Our recommendations were limited by the amount and quality of published evidence (Varatharajan et al., 2016). Specifically, we found no high-quality studies that investigated the effectiveness of passive physical modalities, stand-alone structured patient education and work disability prevention interventions (Varatharajan et al., 2016). We found little evidence to support the cost-effectiveness of non-pharmacological interventions for the management of headaches associated with neck pain. Similarly, evidence is lacking to determine whether recommended interventions are more effective than placebo or sham treatments. Future research should prioritize these two areas of investigation.


ACKNOWLEDGEMENTS

The authors would like to acknowledge the invaluable contributions to this guideline from Lynn Anderson, Carol Cancelliere, Poonam Cardoso, Brenda Gamble, Willie Handler, Viivi Riis, Paula Stern, Thepikaa Varatharajan, Angela Verven and Leslie Verville.


CONFLICTS OF INTEREST

Côté reports grants from Ontario Ministry of Finance and Financial Services Commission of Ontario during the conduct of this study. Dr. Côté reports grants from Ontario Trillium Foundation, Skoll Foundation, Aviva Canada, NCMIC Foundation, ELIB and Mitacs outside the submitted work. Dr. Côté reports funding from Canada Research Chair Program—Canadian Institutes of Health Research during the conduct of this study; personal fees from National Judicial Institute, Société des experts en évaluation medico-légale du Québec and European Spine Society, outside the submitted work. Dr. Mior reports research grants from the Ontario Chiropractic Association and Canadian Chiropractic Association. Dr. Ammendolia reports funding from the Canadian Chiropractic Research Foundation and the Arthritis Society.

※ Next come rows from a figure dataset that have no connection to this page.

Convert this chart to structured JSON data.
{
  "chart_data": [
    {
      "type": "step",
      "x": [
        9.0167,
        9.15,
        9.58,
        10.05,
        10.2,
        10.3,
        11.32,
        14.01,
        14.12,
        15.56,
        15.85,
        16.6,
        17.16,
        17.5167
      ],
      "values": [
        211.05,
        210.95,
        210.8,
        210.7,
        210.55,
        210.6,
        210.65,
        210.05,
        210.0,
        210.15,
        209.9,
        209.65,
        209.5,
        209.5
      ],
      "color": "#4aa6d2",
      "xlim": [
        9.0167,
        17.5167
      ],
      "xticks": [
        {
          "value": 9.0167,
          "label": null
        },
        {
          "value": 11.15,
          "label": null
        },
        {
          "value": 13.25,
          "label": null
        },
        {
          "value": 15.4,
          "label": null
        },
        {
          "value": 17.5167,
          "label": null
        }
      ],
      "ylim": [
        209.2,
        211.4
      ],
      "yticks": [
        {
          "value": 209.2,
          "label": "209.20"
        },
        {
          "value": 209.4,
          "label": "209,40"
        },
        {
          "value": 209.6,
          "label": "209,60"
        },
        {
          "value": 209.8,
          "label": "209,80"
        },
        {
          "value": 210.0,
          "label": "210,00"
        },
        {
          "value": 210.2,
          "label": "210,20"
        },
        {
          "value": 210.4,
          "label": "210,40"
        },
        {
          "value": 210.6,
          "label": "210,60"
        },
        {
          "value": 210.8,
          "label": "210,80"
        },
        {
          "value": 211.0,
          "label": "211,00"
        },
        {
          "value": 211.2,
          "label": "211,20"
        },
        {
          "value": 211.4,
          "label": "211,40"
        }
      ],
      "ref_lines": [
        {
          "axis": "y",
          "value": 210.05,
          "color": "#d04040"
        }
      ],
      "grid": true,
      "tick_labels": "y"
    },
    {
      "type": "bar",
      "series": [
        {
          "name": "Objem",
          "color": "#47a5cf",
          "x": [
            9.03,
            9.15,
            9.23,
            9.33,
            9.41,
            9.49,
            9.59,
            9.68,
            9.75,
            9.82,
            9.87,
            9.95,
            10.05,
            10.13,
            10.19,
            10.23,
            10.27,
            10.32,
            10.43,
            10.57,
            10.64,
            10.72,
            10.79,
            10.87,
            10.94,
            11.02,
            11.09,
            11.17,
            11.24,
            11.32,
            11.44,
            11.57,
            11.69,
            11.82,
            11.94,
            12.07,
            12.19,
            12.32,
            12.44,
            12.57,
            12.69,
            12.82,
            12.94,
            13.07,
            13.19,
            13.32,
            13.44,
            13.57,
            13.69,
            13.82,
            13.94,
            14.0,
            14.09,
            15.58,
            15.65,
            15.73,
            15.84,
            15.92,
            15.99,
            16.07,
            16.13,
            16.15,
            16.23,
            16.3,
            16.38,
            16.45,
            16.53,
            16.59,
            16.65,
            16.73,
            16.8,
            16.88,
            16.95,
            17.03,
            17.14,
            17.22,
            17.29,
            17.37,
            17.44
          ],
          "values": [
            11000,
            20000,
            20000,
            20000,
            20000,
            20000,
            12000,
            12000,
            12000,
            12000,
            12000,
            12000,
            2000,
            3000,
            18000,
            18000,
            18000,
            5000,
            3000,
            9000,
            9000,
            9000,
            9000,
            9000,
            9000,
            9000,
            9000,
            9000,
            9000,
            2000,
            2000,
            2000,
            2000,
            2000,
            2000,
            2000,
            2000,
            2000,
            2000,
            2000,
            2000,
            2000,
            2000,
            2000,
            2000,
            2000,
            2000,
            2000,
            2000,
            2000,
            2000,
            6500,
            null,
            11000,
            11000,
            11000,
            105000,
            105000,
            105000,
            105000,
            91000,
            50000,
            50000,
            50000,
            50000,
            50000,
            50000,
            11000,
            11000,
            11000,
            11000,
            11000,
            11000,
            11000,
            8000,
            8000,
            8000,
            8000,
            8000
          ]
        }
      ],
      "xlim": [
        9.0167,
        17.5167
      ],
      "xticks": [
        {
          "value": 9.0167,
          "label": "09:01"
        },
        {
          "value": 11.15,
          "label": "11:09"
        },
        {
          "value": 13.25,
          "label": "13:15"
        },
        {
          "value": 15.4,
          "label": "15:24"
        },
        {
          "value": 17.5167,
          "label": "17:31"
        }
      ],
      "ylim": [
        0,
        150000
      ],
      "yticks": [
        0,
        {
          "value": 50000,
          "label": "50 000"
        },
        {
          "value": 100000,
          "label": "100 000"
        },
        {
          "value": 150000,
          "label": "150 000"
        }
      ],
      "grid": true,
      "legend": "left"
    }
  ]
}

Dr. Ammendolia is on the speaking bureau for NCMIC. For the remaining authors, none were declared.


AUTHOR CONTRIBUTIONS

All authors have made substantial contributions to all of the following: (a) substantial contributions to conception and design, or acquisition of data, or analysis and interpretation of data; (b) drafting the article or revising it critically for important intellectual content; and (c) final approval of the version to be submitted. All authors discussed the results and commented on the manuscript.